La question du bien-être de l’enfant orphelin de naissance n’a pas été débattue de façon
approfondie dans la jurisprudence et dans la directive du Procureur général.

Les grands-parents désirant un petit-enfant issu du sperme de leur fils décédé sont parfois confus.

Il est difficile, dans un cas si tragique, de distinguer la réelle volonté du soldat défunt de
celle de ses parents endeuillés. C’est particulièrement le cas quand le soldat est décédé
très jeune. Le défunt soldat a-t-il vraiment envisagé, de son vivant, la possibilité
d’utilisation de son sperme après son décès ?

 CD : À quel moment et comment les enfants issus de ce processus sont-ils informés de la nature particulière de leur conception ?

LK : Il n’y a pas de directives et chaque famille informe l’enfant au moment qui lui paraît
le plus juste.

Informations sur le sujet : 

D’après les médias, le ministère de la Santé a récemment établi un centre où sont
reçues toute les demandes de prélèvement de sperme post-mortem.
Il envoie, ensuite, les demandeurs dans les hôpitaux respectifs (Beilinson, Sheba, Ichilov, Assaf Harofeh). Dans chacun de ces hôpitaux, il existe un centre qui s’occupe en urgence des demandes 24h/24.

D’après les médias Tsahal (IDF) a également commencé à s’occuper de ce type de demandes. Lorsque Tsahal (IDF) vient annoncer aux proches le décès du soldat tombé au combat, le représentant de l’armée explique à la famille la possibilité de prélever le sperme et toutes les informations lui sont communiquées.

Les médecins chargés du département fertilité des principaux hôpitaux israéliens constatent une récente et importante augmentation des demandes de prélèvement de sperme de la part d’hommes mariés, avant d’aller à la guerre. Ils font donc cette demande, de leur vivant et à titre préventif, dans le cas où ils décéderaient.
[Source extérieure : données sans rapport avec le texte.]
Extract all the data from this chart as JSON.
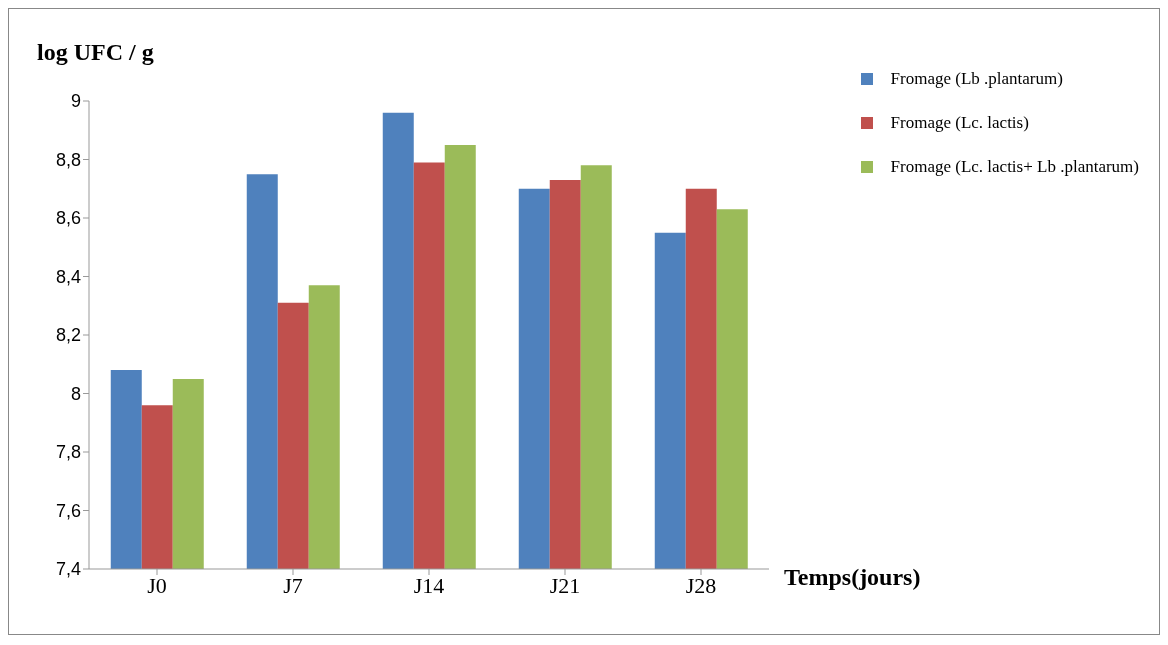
{
  "chart_data": {
    "type": "bar",
    "ylabel": "log UFC / g",
    "xlabel": "Temps(jours)",
    "categories": [
      "J0",
      "J7",
      "J14",
      "J21",
      "J28"
    ],
    "series": [
      {
        "name": "Fromage (Lb .plantarum)",
        "color": "#4f81bd",
        "values": [
          8.08,
          8.75,
          8.96,
          8.7,
          8.55
        ]
      },
      {
        "name": "Fromage (Lc. lactis)",
        "color": "#c0504d",
        "values": [
          7.96,
          8.31,
          8.79,
          8.73,
          8.7
        ]
      },
      {
        "name": "Fromage (Lc. lactis+ Lb .plantarum)",
        "color": "#9bbb59",
        "values": [
          8.05,
          8.37,
          8.85,
          8.78,
          8.63
        ]
      }
    ],
    "ylim": [
      7.4,
      9
    ],
    "yticks": [
      {
        "value": 7.4,
        "label": "7,4"
      },
      {
        "value": 7.6,
        "label": "7,6"
      },
      {
        "value": 7.8,
        "label": "7,8"
      },
      {
        "value": 8,
        "label": "8"
      },
      {
        "value": 8.2,
        "label": "8,2"
      },
      {
        "value": 8.4,
        "label": "8,4"
      },
      {
        "value": 8.6,
        "label": "8,6"
      },
      {
        "value": 8.8,
        "label": "8,8"
      },
      {
        "value": 9,
        "label": "9"
      }
    ],
    "grid": false,
    "legend": "top right"
  }
}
Bien sûr, des soldats non mariés ou célibataires font également cette demande. Cependant, comme précisé ci-dessus, il s’agit, la plupart du temps, d’hommes mariés ou qui ont déjà une famille. Le protocole consiste en la signature d’un document en vertu duquel ils expriment leur volonté que leur sperme soit utilisé dans le cas où ils viendraient à décéder dans le cadre de leur service militaire.

Il faut préciser qu’il existe un projet de loi sur le prélèvement post-mortem datant
de 2022 (donc avant la guerre du 7.10.23).